C’est un pansement sur une plaie grande ouverte. »
On peut encore avoir des surprises, estime la politicologue Geneviève Tellier, de l’Université d’Ottawa. « On avait dit que les jeux étaient faits lors des dernières élections, on l’avait aussi dit au fédéral. Mais une campagne électorale, ça peut changer la dynamique en quelques semaines. »
Les conservateurs au sommet des sondages auraient le plus à perdre, suggère la professeure. « Où vont aller les appuis? Ça peut autant profiter aux libéraux qu’aux néo-démocrates. Par contre, on est dans un mode du changement et les gens sont tannés d’avoir les libéraux au pouvoir (depuis 2003). Ça risque d’avantager le NPD, surtout que les deux partis se ressemblent beaucoup. »
Entre les dépenses libérales et les coupures conservatrices
Le Nord ontarien serait un terrain fertile pour les troupes néo-démocrates. Selon Julien Cayouette, ces régions sont largement ignorées par les partis politiques. Et la cheffe du NPD, Andrea Horwath, a comblé le vide en lançant une plateforme en six points pour le Nord.
À Sudbury, « ça fait longtemps que le parti est implanté dans la région avec (la députée) France Gélinas. Tout le monde l’aime et le compté de Nickel Belt est un château fort du NPD. La plateforme sert surtout à garder les acquis du parti dans le Nord. Mais pas dans les autres régions. »
Le journaliste rappelle que les Ontariens ont été échaudés par les excès d’anciens premiers ministres. « Il y a encore des stigmates du néo-démocrate Bob Rae (1990-1995) et du conservateur Mike Harris (1995-2002). » Les deux ont été chassés, le premier par ses dépenses et le second par ses coupures. « Ford parle de faire les mêmes coupures. »
Geneviève Tellier le croyait aussi jusqu’au débat télévisé du 7 mai. « Doug Ford a parlé de rigueur budgétaire, mais il est très prudent quand il s’agit de couper. Il a di qu’il allait trouver des économies et couper 4 % du budget sans toucher les programmes. Il a annoncé cinq milliards de plus dans le transport – on dépense plus, là. »
La professeure anticipe des échanges vigoureux sur l’économie, mentionnant que les libéraux et néo-démocrates ont une plateforme budgétaire alors que les conservateurs sont moins avancés.
Et en francophonie? Le rédacteur en chef du Voyageur considère que l’appui aux francophones tant vanté par les libéraux s’est souvent limité au domaine symbolique : les excuses pour le Règlement 17, la reconnaissance de l’hymne officiel Notre Place et un monument à Queen’s Park.

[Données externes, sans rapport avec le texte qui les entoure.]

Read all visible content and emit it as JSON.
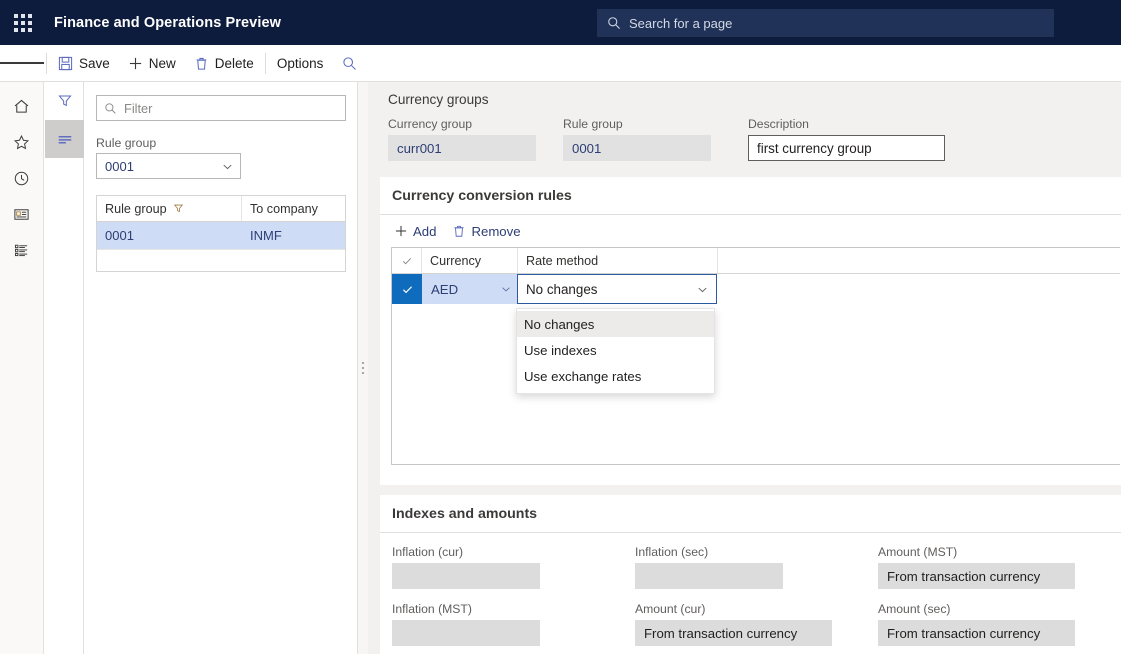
{
  "topbar": {
    "waffle_icon": "waffle-icon",
    "app_title": "Finance and Operations Preview",
    "search_placeholder": "Search for a page",
    "search_icon": "search-icon"
  },
  "commandbar": {
    "hamburger_icon": "hamburger-icon",
    "buttons": [
      {
        "label": "Save",
        "icon": "save-icon"
      },
      {
        "label": "New",
        "icon": "plus-icon"
      },
      {
        "label": "Delete",
        "icon": "trash-icon"
      },
      {
        "label": "Options",
        "icon": ""
      }
    ],
    "search_icon": "search-icon"
  },
  "rail": {
    "items": [
      {
        "icon": "home-icon",
        "name": "home"
      },
      {
        "icon": "star-icon",
        "name": "favorites"
      },
      {
        "icon": "clock-icon",
        "name": "recent"
      },
      {
        "icon": "workspace-icon",
        "name": "workspaces"
      },
      {
        "icon": "modules-list-icon",
        "name": "modules"
      }
    ]
  },
  "navtabs": {
    "items": [
      {
        "icon": "filter-funnel-icon",
        "name": "filter-tab",
        "active": false
      },
      {
        "icon": "list-lines-icon",
        "name": "list-tab",
        "active": true
      }
    ]
  },
  "filterpane": {
    "filter_placeholder": "Filter",
    "filter_icon": "search-icon",
    "rule_group_label": "Rule group",
    "rule_group_value": "0001",
    "chevron_icon": "chevron-down-icon",
    "grid": {
      "columns": [
        "Rule group",
        "To company"
      ],
      "column_filter_icon": "filter-funnel-icon",
      "rows": [
        {
          "rule_group": "0001",
          "to_company": "INMF",
          "selected": true
        }
      ]
    }
  },
  "splitter": {
    "handle_icon": "grip-dots-icon"
  },
  "currency_groups": {
    "title": "Currency groups",
    "fields": [
      {
        "label": "Currency group",
        "value": "curr001",
        "readonly": true
      },
      {
        "label": "Rule group",
        "value": "0001",
        "readonly": true
      },
      {
        "label": "Description",
        "value": "first currency group",
        "readonly": false
      }
    ]
  },
  "conversion_rules": {
    "title": "Currency conversion rules",
    "toolbar": [
      {
        "label": "Add",
        "icon": "plus-icon"
      },
      {
        "label": "Remove",
        "icon": "trash-icon"
      }
    ],
    "grid": {
      "check_header_icon": "checkmark-icon",
      "columns": [
        "Currency",
        "Rate method"
      ],
      "rows": [
        {
          "selected": true,
          "check_icon": "checkmark-icon",
          "currency": "AED",
          "rate_method": "No changes",
          "chevron_icon": "chevron-down-icon"
        }
      ]
    },
    "dropdown": {
      "open": true,
      "options": [
        "No changes",
        "Use indexes",
        "Use exchange rates"
      ],
      "highlighted": "No changes"
    }
  },
  "indexes_and_amounts": {
    "title": "Indexes and amounts",
    "row1": [
      {
        "label": "Inflation (cur)",
        "value": "",
        "size": "narrow"
      },
      {
        "label": "Inflation (sec)",
        "value": "",
        "size": "narrow"
      },
      {
        "label": "Amount (MST)",
        "value": "From transaction currency",
        "size": "wide"
      }
    ],
    "row2": [
      {
        "label": "Inflation (MST)",
        "value": "",
        "size": "narrow"
      },
      {
        "label": "Amount (cur)",
        "value": "From transaction currency",
        "size": "wide"
      },
      {
        "label": "Amount (sec)",
        "value": "From transaction currency",
        "size": "wide"
      }
    ]
  },
  "colors": {
    "brand_navy": "#0d1c3d",
    "search_field": "#203258",
    "accent_blue": "#0f6cbd",
    "selection_row": "#cfdcf5",
    "link_text": "#2c3e75",
    "readonly_field": "#e1e1e1",
    "page_bg": "#f2f1f0"
  }
}
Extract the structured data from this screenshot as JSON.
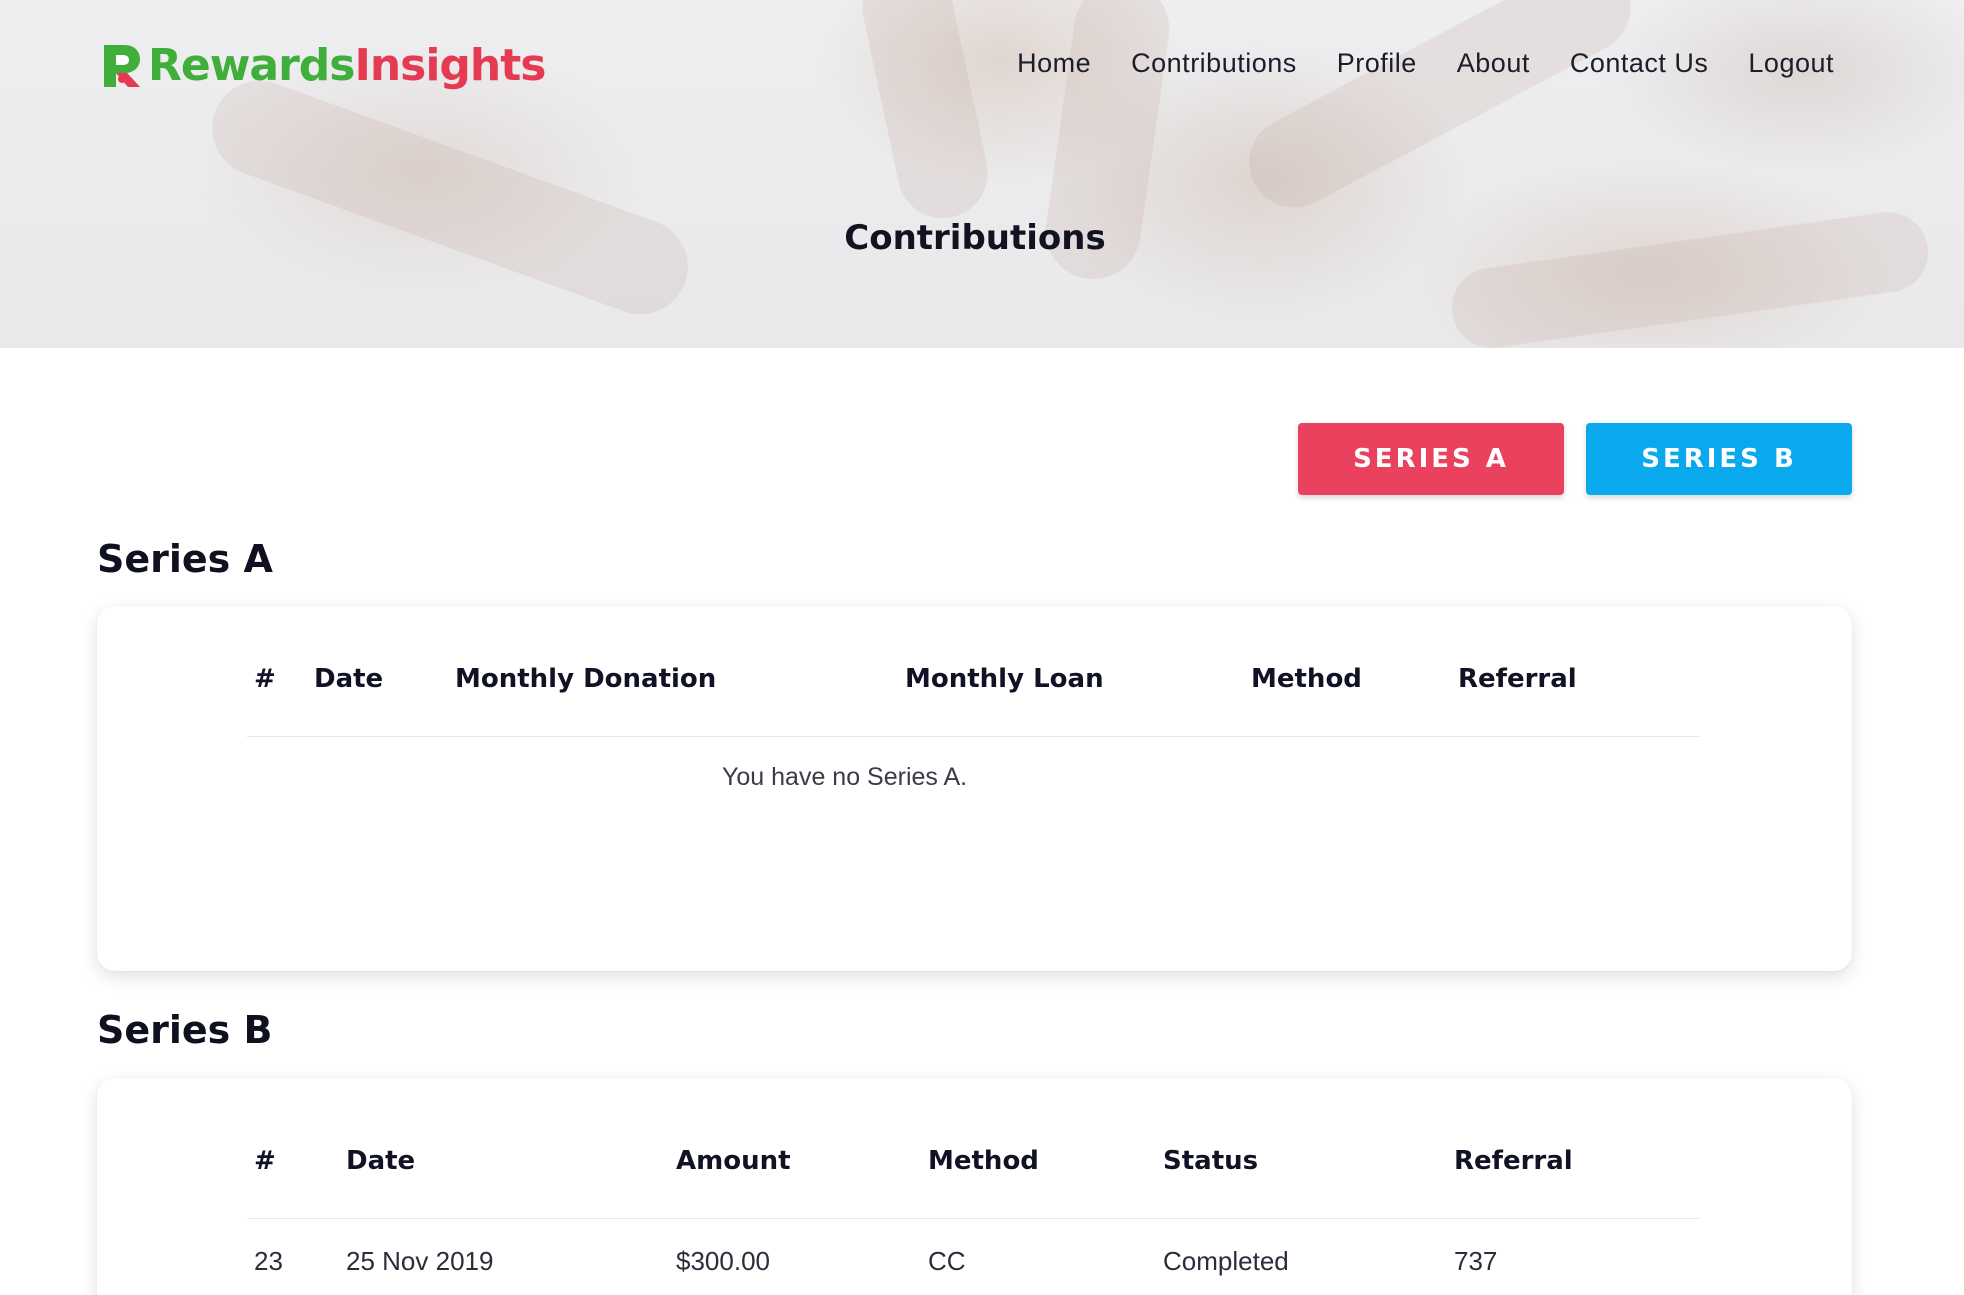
{
  "brand": {
    "logo_letter": "R",
    "name_part1": "Rewards",
    "name_part2": "Insights",
    "colors": {
      "green": "#3fae3a",
      "red": "#e53b52"
    }
  },
  "nav": {
    "items": [
      "Home",
      "Contributions",
      "Profile",
      "About",
      "Contact Us",
      "Logout"
    ]
  },
  "hero": {
    "title": "Contributions"
  },
  "buttons": {
    "series_a": "SERIES A",
    "series_b": "SERIES B",
    "colors": {
      "series_a": "#e9415e",
      "series_b": "#0aa8ec"
    }
  },
  "series_a": {
    "title": "Series A",
    "columns": [
      "#",
      "Date",
      "Monthly Donation",
      "Monthly Loan",
      "Method",
      "Referral"
    ],
    "empty_message": "You have no Series A."
  },
  "series_b": {
    "title": "Series B",
    "columns": [
      "#",
      "Date",
      "Amount",
      "Method",
      "Status",
      "Referral"
    ],
    "rows": [
      [
        "23",
        "25 Nov 2019",
        "$300.00",
        "CC",
        "Completed",
        "737"
      ]
    ]
  }
}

Appui symbolique de Wynne et je-m’en-foutisme de Ford
Des annonces majeures, comme la création de l’Université de l’Ontario français et le lancement récent du Centre de santé francophone de Timmins, auraient généré une certaine grogne dans le Nord ontarien. « Beaucoup de gens sont mécontents que l’Université soit limitée à Toronto, signale-t-il. Le Centre de santé, on essaie de l’avoir depuis 28 ans et ça va rester dans les limbes. »
Quant à Doug Ford, on sait à quoi s’en tenir sur la francophonie. « Il a l’air de s’en foutre un peu », conclut Julien Cayouette. Lors de son élection à la chefferie, il aurait confondu les Franco-Ontariens et les Québécois. Et le PC a supprimé sa page Web en français.
S’il était élu, Doug Ford serait un obstacle aux initiatives des libéraux d’Ottawa, soutient Geneviève Tellier, notamment par son opposition à la taxe sur le carbone et au marché d’échanges sur les émissions de GES.
« Il a dit qu’il se battrait contre Justin Trudeau et pas juste sur les questions environnementales. Ça allait plutôt bien pour le premier ministre parce que plusieurs provinces voulaient travailler avec lui. Ça risque d’être moins facile. Il y a déjà le Manitoba qui lui résiste.
« Trudeau a besoin des provinces pour mettre en place ses politiques, résume-t-elle. Dans un an, ce ne sera pas la même chose. » Des élections auront également lieu au Québec (2018) et en Alberta (2019) qui risquent de changer la donne.